State-level disparities increase when obesity rates are examined by race and ethnicity. Nationally, the rate of obesity among African-Americans is approximately 1.5 times the rate among whites, but it is even higher when the figures are broken down by state. In Washington D.C., African-Americans experience obesity rates nearly four times as high as whites, and in Alaska, Hawaii, Connecticut and Wisconsin rates are nearly twice as high. Racial disparities also exist in obesity growth rates among the states. Between 2001 and 2010, obesity rates increased the most among Hispanics—particularly in Texas, Georgia, California and Illinois.

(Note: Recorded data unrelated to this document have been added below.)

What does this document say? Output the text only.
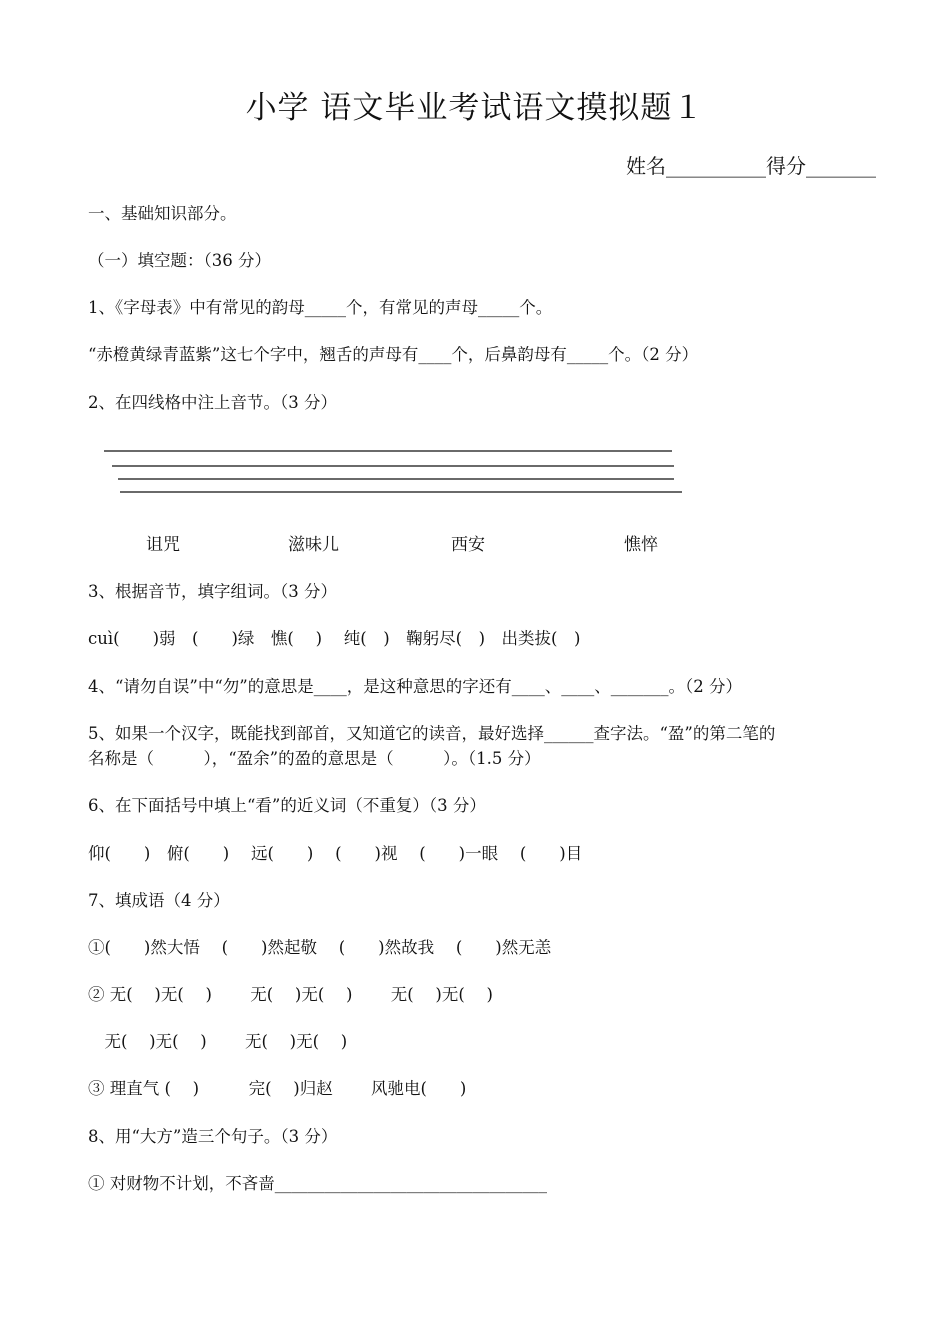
小学 语文毕业考试语文摸拟题１
姓名__________得分_______
一、基础知识部分。
（一）填空题：（36 分）
1、《字母表》中有常见的韵母_____个，有常见的声母_____个。
“赤橙黄绿青蓝紫”这七个字中，翘舌的声母有____个，后鼻韵母有_____个。（2 分）
2、在四线格中注上音节。（3 分）
诅咒	滋味儿	西安	憔悴
3、根据音节，填字组词。（3 分）
cuì(　　)弱　(　　)绿　憔(　 )　 纯(　)　鞠躬尽(　)　出类拔(　)
4、“请勿自误”中“勿”的意思是____，是这种意思的字还有____、____、_______。（2 分）
5、如果一个汉字，既能找到部首，又知道它的读音，最好选择______查字法。“盈”的第二笔的
名称是（　　　），“盈余”的盈的意思是（　　　）。（1.5 分）
6、在下面括号中填上“看”的近义词（不重复）（3 分）
仰(　　)　俯(　　)　 远(　　)　 (　　)视　 (　　)一眼　 (　　)目
7、填成语（4 分）
①(　　)然大悟　 (　　)然起敬　 (　　)然故我　 (　　)然无恙
② 无(　 )无(　 )　　 无(　 )无(　 )　　 无(　 )无(　 )
　无(　 )无(　 )　　 无(　 )无(　 )
③ 理直气 (　 )　　　完(　 )归赵　　 风驰电(　　)
8、用“大方”造三个句子。（3 分）
① 对财物不计划，不吝啬_________________________________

These disparities are especially troubling among children. The majority of American youth are not getting the recommended amount of physical activity (60 minutes per day), and few states are implementing policy related to nutrition, screening, and physical activity in schools. As of January 2011, only three states (Louisiana, North Carolina and Tennessee) had implemented policies on BMI screening or other weight assessment in schools, requirements for a certain amount or level of physical activity in schools, and nutritional standards for schools that are stronger than the USDA’s. Eighteen states (Alaska, Georgia, Hawaii, Idaho, Kansas, Maryland, Michigan, Minnesota, Montana, Nebraska, New Hampshire, New Mexico, Oregon, Utah, Virginia, Washington, Wisconsin and Wyoming) had not implemented any of these policies.
Sources and notes: SHADAC analysis of Behavioral Risk Factor Surveillance System (BRFSS) and Youth Risk Behavior Surveillance System (YRBSS) data. Two years of BRFSS data were pooled to produce state-level estimates for adults.
Information on state policies were obtained from F as in Fat: How Obesity Threatens America’s Future 2011, Trust for America’s Health (TFAH).